A questão da leitura no
Brasil é difícil de formular. Por um lado envidam-se esforços no sentido de
proporcionar acervos de livros adequados para leitores em escolas e
universidades, centros de juventude, bibliotecas públicas e particulares. Por
outro se treina as novas gerações em mídias digitais, o que não seria
problemático, não fossem elas utilizadas quase que exclusivamente para
mensagens e informações apressadas e superficiais, quando não levianas. Ao dar o
mesmo valor a qualquer blog do que se dá a uma fonte criteriosa, como um bom
jornal, o leitor se torna vítima fácil de notícias plantadas, informações
maliciosas, ou simplesmente mau jornalismo. Todos nos tornamos médicos,
advogados e historiadores após uma rápida consulta ao que disse tia Cotinha no Facebook
da família, ou no Whatsapp da turma da escola. Há professores que simplesmente
mandam pesquisar na internet, como se tudo que se encontra na web tivesse
equivalência. Nem damos bola para o fato de que a especialidade de tia Cotinha
é uma deliciosa sopa de legumes com ossobuco e que o primo de Paraguaçu
Paulista não se notabiliza pela capacidade de selecionar informações.
Confunde-se espaço democrático e direito de expressão com competência e divulgam-se
asneiras de todo tipo sob o argumento de que todos têm o direito de se
expressar. A única ressalva é que direito de se expressar não pode ser
confundido uma vez mais com qualificação em todas as áreas. Para dar um
exemplo extremo e obvio Dr. Paulo não me consultou sobre a técnica que deveria
usar para implantar o marca-passo no meu peito. E eu ouso dar aulas e fazer
palestras sem perguntar a opinião dele sobre fatos históricos. A qualificação
existe, senhores...
Assim, que me desculpem os
palpiteiros, mas competência é preciso. Claro (não finjam que não entenderam
meu argumento) que não me refiro a assuntos e temas sobre os quais qualquer
cidadão pode e deve se manifestar. Qualquer um pode e deve opinar, por exemplo,
sobre reforma política (menos partidos? Voto distrital? Fim das coligações? Financiamento
oficial? De empresas? Só de pessoa física?). Todos podem e devem entrar na
discussão sobre se questões de saúde pública (como o aborto) devem ser
confundidas com questões religiosas. Se foro especial não é uma prática
antirrepublicana que beneficia apenas os já beneficiados e cria cidadãos de
classes diferentes em uma sociedade que deveria privilegiar a igualdade de
oportunidades. Se já não chegou o momento de acabar com essa folga de
autoridades requisitarem aviões oficiais para passar o fim de semana em seus
feudos (feudos, sim senhor) eleitorais, etc, etc, etc...

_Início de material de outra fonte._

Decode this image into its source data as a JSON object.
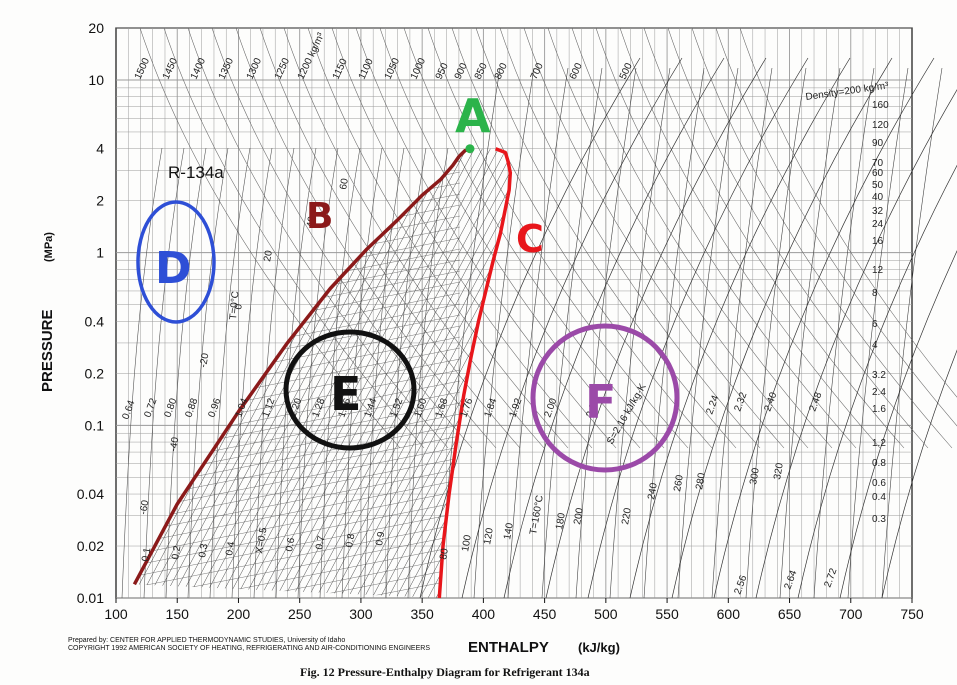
{
  "chart_data": {
    "type": "line",
    "title": "R-134a",
    "xlabel": "ENTHALPY",
    "xunit": "(kJ/kg)",
    "ylabel": "PRESSURE",
    "yunit": "(MPa)",
    "xlim": [
      100,
      750
    ],
    "ylim": [
      0.01,
      20
    ],
    "yscale": "log",
    "grid": true,
    "x_ticks": [
      "100",
      "150",
      "200",
      "250",
      "300",
      "350",
      "400",
      "450",
      "500",
      "550",
      "600",
      "650",
      "700",
      "750"
    ],
    "y_ticks": [
      {
        "v": 20,
        "label": "20"
      },
      {
        "v": 10,
        "label": "10"
      },
      {
        "v": 4,
        "label": "4"
      },
      {
        "v": 2,
        "label": "2"
      },
      {
        "v": 1,
        "label": "1"
      },
      {
        "v": 0.4,
        "label": "0.4"
      },
      {
        "v": 0.2,
        "label": "0.2"
      },
      {
        "v": 0.1,
        "label": "0.1"
      },
      {
        "v": 0.04,
        "label": "0.04"
      },
      {
        "v": 0.02,
        "label": "0.02"
      },
      {
        "v": 0.01,
        "label": "0.01"
      }
    ],
    "series": [
      {
        "name": "Saturated liquid",
        "color": "#8b1a1a",
        "x": [
          115,
          150,
          200,
          240,
          275,
          305,
          330,
          350,
          365,
          375,
          380,
          385,
          389
        ],
        "y": [
          0.012,
          0.035,
          0.12,
          0.3,
          0.62,
          1.05,
          1.55,
          2.15,
          2.65,
          3.2,
          3.6,
          3.9,
          4.0
        ]
      },
      {
        "name": "Saturated vapour",
        "color": "#e8161b",
        "x": [
          364,
          367,
          372,
          378,
          384,
          390,
          396,
          402,
          408,
          414,
          418,
          421,
          422,
          420,
          418,
          410
        ],
        "y": [
          0.01,
          0.02,
          0.04,
          0.08,
          0.15,
          0.25,
          0.4,
          0.6,
          0.9,
          1.3,
          1.8,
          2.3,
          2.9,
          3.4,
          3.8,
          4.0
        ]
      }
    ],
    "critical_point": {
      "x": 389,
      "y": 4.0
    },
    "density_lines": {
      "label": "Density=200 kg/m³",
      "values": [
        "1500",
        "1450",
        "1400",
        "1350",
        "1300",
        "1250",
        "1200 kg/m³",
        "1150",
        "1100",
        "1050",
        "1000",
        "950",
        "900",
        "850",
        "800",
        "700",
        "600",
        "500",
        "400",
        "300",
        "160",
        "120",
        "90",
        "70",
        "60",
        "50",
        "40",
        "32",
        "24",
        "16",
        "12",
        "8",
        "6",
        "4",
        "3.2",
        "2.4",
        "1.6",
        "1.2",
        "0.8",
        "0.6",
        "0.4",
        "0.3"
      ]
    },
    "entropy_lines": {
      "label": "S=2.16 kJ/kg·K",
      "values": [
        "0.64",
        "0.72",
        "0.80",
        "0.88",
        "0.96",
        "1.04",
        "1.12",
        "1.20",
        "1.28",
        "1.36",
        "1.44",
        "1.52",
        "1.60",
        "1.68",
        "1.76",
        "1.84",
        "1.92",
        "2.00",
        "2.08",
        "2.24",
        "2.32",
        "2.40",
        "2.48",
        "2.56",
        "2.64",
        "2.72"
      ]
    },
    "temperature_lines": {
      "label": "T=0°C",
      "values": [
        "-60",
        "-40",
        "-20",
        "0",
        "20",
        "40",
        "60",
        "80",
        "100",
        "120",
        "140",
        "T=160°C",
        "180",
        "200",
        "220",
        "240",
        "260",
        "280",
        "300",
        "320"
      ]
    },
    "quality_lines": {
      "values": [
        "0.1",
        "0.2",
        "0.3",
        "0.4",
        "X=0.5",
        "0.6",
        "0.7",
        "0.8",
        "0.9"
      ]
    },
    "annotations": [
      {
        "label": "A",
        "color": "#2bb34a"
      },
      {
        "label": "B",
        "color": "#8b1a1a"
      },
      {
        "label": "C",
        "color": "#e8161b"
      },
      {
        "label": "D",
        "color": "#2e4fd6"
      },
      {
        "label": "E",
        "color": "#111111"
      },
      {
        "label": "F",
        "color": "#9b4aa8"
      }
    ]
  },
  "footer": {
    "line1": "Prepared by:  CENTER FOR APPLIED THERMODYNAMIC STUDIES, University of Idaho",
    "line2": "COPYRIGHT 1992 AMERICAN SOCIETY OF HEATING, REFRIGERATING AND AIR-CONDITIONING ENGINEERS",
    "caption": "Fig. 12    Pressure-Enthalpy Diagram for Refrigerant 134a"
  },
  "colors": {
    "ink": "#111111",
    "grid": "#9a9a9a",
    "liquid": "#8b1a1a",
    "vapour": "#e8161b"
  }
}
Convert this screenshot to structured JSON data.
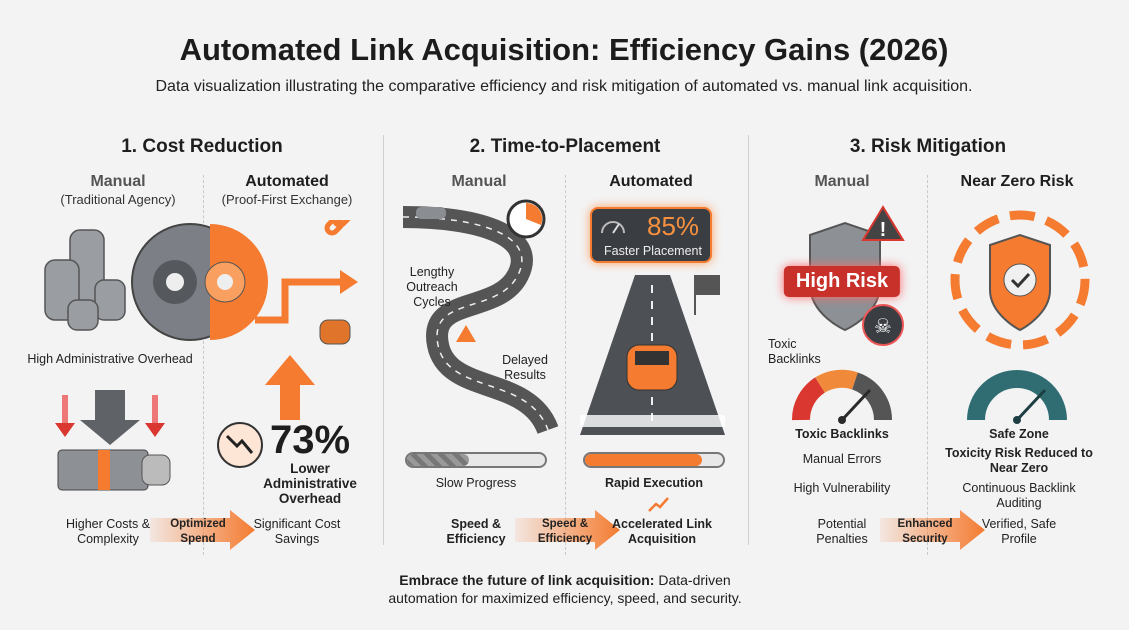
{
  "header": {
    "title": "Automated Link Acquisition: Efficiency Gains (2026)",
    "subtitle": "Data visualization illustrating the comparative efficiency and risk mitigation of automated vs. manual link acquisition."
  },
  "colors": {
    "accent": "#f47b30",
    "gray": "#6b6e73",
    "danger": "#d9372f",
    "teal": "#2f6d72"
  },
  "sections": [
    {
      "title": "1. Cost Reduction",
      "manual": {
        "heading": "Manual",
        "sub": "(Traditional Agency)",
        "callout": "High Administrative Overhead",
        "result": "Higher Costs & Complexity"
      },
      "automated": {
        "heading": "Automated",
        "sub": "(Proof-First Exchange)",
        "stat": "73%",
        "stat_label": "Lower Administrative Overhead",
        "result": "Significant Cost Savings"
      },
      "arrow": "Optimized Spend"
    },
    {
      "title": "2. Time-to-Placement",
      "manual": {
        "heading": "Manual",
        "callout1": "Lengthy Outreach Cycles",
        "callout2": "Delayed Results",
        "progress_label": "Slow Progress",
        "progress": 0.45,
        "result": "Speed & Efficiency"
      },
      "automated": {
        "heading": "Automated",
        "stat": "85%",
        "stat_label": "Faster Placement",
        "progress_label": "Rapid Execution",
        "progress": 0.85,
        "result": "Accelerated Link Acquisition"
      },
      "arrow": "Speed & Efficiency"
    },
    {
      "title": "3. Risk Mitigation",
      "manual": {
        "heading": "Manual",
        "badge": "High Risk",
        "callout": "Toxic Backlinks",
        "gauge_label": "Toxic Backlinks",
        "item1": "Manual Errors",
        "item2": "High Vulnerability",
        "result": "Potential Penalties"
      },
      "automated": {
        "heading": "Near Zero Risk",
        "gauge_label": "Safe Zone",
        "stat_label": "Toxicity Risk Reduced to Near Zero",
        "item1": "Continuous Backlink Auditing",
        "result": "Verified, Safe Profile"
      },
      "arrow": "Enhanced Security"
    }
  ],
  "footer": {
    "lead": "Embrace the future of link acquisition:",
    "text1": " Data-driven",
    "text2": "automation for maximized efficiency, speed, and security."
  }
}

É evidente que não se deve
tolher o exercício pleno da cidadania, que inclui o direito à manifestação, pelo
contrário. O que defendo é o direito à informação séria, responsável, relevante.
É fundamental ficar alerta, selecionar criteriosamente as fontes, evitando-se
divulgar notícias falsas, textos apócrifos, supostas opiniões de figuras
conhecidas que nunca disseram aquilo, trechos truncados que distorcem o
conteúdo e, não menos importante, provocações irresponsáveis. E aí voltamos à
questão da leitura de livros. Se você, improvável leitor deste artigo, não for
um leitor de livros eu sinto muito. Ainda é neles que está depositado grande
parte do patrimônio cultural da humanidade. Em livros estão registrados desde os
textos sagrados das três mais importantes religiões monoteístas do mundo até as
reflexões mais sofisticadas dos pensadores contemporâneos, passando por todos
os teóricos sociais, estudos de economia, avaliações históricas das principais
organizações sociais criadas pelo homo sapiens. Há livros para adultos e para
crianças, para ler na praia, no metrô, no escritório, na cama. E se pensarmos
em ficção, com livros a gente cria o personagem do nosso jeito, não fica
sujeito aos caprichos do diretor do filme, por isso melhor que ver um bom filme
é ler um bom livro.
Em uma sociedade em que o
celular fica obsoleto em dois anos e uma relação amorosa não costuma durar nem
isso; em que não temos tempo para conhecer as pessoas, elas nos aborrecem antes
de sabermos quem elas são; em uma sociedade em que não degustamos, devoramos;
em que não sabemos mais apreciar os caminhos, só queremos chegar; em que
aprendemos a ler por cima, pulando linhas, letras e sentidos, sem curtir a
construção elegante, o uso correto das palavras, o texto coeso, a mensagem
clara; Quem teremos para ler livros nas próximas décadas?